Altrusa gives Sunshine House to Historical Society
Published 12:00 am Friday, September 19, 2008
One of Andalusia’s Stanley Avenue landmarks, the Sunshine House, has been donated to the Covington Historical Society.
Bill Law, vice president of the Covington Historical Society, said the Andalusia chapter of Altrusa International donated the home in hopes that its purpose would live on.
“Lela Holmes said current members were getting older and not many members were left,” he said. “They donated the home to the Covington Historical Society so that it would continue to be used to support civic and community activities in Covington County.”
Altrusa International, Inc. of Andalusia was organized March 26, 1956, and received its charter on April 10. 1957, with 24 charter members.

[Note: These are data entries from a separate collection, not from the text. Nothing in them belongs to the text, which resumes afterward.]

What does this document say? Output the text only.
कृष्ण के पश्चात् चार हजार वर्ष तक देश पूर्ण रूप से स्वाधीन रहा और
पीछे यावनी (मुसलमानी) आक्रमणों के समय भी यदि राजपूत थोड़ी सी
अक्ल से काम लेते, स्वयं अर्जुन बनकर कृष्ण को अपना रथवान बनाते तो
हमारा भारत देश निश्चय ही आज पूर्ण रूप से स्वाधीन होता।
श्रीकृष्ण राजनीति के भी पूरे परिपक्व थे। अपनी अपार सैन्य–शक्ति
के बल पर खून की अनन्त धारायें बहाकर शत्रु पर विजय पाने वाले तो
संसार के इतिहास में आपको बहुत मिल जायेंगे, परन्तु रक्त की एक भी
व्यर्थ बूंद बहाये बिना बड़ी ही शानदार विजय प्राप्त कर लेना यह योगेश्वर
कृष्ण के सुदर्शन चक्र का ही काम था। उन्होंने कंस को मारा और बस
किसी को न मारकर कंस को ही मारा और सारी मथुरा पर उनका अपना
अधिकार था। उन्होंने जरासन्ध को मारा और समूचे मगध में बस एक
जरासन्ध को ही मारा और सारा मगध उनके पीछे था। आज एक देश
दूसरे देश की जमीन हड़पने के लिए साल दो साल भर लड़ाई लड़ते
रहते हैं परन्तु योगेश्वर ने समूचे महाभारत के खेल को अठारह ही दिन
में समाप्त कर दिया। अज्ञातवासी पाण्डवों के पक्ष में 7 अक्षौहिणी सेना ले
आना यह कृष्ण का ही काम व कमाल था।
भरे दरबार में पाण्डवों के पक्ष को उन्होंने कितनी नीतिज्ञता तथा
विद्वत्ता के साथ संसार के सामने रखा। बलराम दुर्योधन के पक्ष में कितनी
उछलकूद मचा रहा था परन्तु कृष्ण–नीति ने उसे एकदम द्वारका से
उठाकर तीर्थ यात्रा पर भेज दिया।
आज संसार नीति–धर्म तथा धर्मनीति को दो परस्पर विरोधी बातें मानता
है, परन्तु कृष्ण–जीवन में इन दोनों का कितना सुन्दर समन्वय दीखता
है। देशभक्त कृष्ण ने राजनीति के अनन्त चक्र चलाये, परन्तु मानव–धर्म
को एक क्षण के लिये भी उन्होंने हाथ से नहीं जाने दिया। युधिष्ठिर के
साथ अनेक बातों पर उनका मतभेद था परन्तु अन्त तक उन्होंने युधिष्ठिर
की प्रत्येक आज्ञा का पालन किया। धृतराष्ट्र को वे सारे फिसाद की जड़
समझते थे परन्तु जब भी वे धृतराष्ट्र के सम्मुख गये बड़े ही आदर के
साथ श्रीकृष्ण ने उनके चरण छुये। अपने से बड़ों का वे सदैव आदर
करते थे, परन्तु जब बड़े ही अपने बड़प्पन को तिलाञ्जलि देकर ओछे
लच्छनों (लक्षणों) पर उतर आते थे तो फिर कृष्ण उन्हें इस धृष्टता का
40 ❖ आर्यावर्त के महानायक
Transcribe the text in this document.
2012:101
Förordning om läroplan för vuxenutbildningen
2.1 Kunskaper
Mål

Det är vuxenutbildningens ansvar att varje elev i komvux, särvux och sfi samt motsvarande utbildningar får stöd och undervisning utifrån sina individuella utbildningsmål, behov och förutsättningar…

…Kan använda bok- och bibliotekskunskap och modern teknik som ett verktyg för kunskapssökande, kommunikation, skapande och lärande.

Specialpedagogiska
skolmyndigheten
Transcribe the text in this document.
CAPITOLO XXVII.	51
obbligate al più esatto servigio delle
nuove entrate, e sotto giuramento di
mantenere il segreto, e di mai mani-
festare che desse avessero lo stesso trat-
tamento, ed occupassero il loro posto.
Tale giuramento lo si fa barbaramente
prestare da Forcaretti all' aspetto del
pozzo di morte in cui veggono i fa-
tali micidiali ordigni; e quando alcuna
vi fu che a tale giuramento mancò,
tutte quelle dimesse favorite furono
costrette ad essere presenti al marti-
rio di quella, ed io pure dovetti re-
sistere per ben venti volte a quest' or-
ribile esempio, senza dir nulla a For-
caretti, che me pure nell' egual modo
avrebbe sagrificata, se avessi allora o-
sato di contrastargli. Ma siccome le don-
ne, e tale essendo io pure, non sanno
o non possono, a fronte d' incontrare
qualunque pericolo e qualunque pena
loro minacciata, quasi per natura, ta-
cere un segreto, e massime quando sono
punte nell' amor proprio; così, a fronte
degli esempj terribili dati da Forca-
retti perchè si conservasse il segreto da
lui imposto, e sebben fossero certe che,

Through the years the Altrusa Club has had many service projects, but its main project has been the Sunshine Club, made up of senior citizens, organized in 1957.
Altrusans serve as hostesses at their monthly meetings giving devotions, programs, or leading games such as bingo and serving refreshments. There are no obligations for the Sunshine Club members except to attend and invite others.
After a few years, with difficulty in finding permanent monthly meeting places for both clubs, Andalusia Altrusans decided to take matters into their own hands and buy or build a recreation center of their own.
In 1967 the Altrusa Club purchased an older home and completely renovated it by knocking out walls for a large meeting area and adding a fully-equipped kitchen and dining room. All furniture was donated by members and friends.
The Sunshine House served as a permanent home for both the Altrusa and Sunshine Clubs for many years. It was featured in the December 1973 issue of the International Altrusan magazine.
Law said the Altrusa Club, comprised of business and professional women, created the Sunshine Club as a way to assist elderly women who could not leave their home without assistance.
“The Altrusa Club would go around to pick up elderly ladies who were unable to get out on their own,” he said. “The ladies would be brought back to the Sunshine House to participate in games, socialize and crafts.”
Law said the Historical Society plans to use the Sunshine House as meeting place and also space for rent to the public.
“We have been meeting in the library and this will give us a place our own to conduct our monthly meetings,” he said. “We may make it available for wedding receptions and other events. It could possibly provide some added income for the historical society.”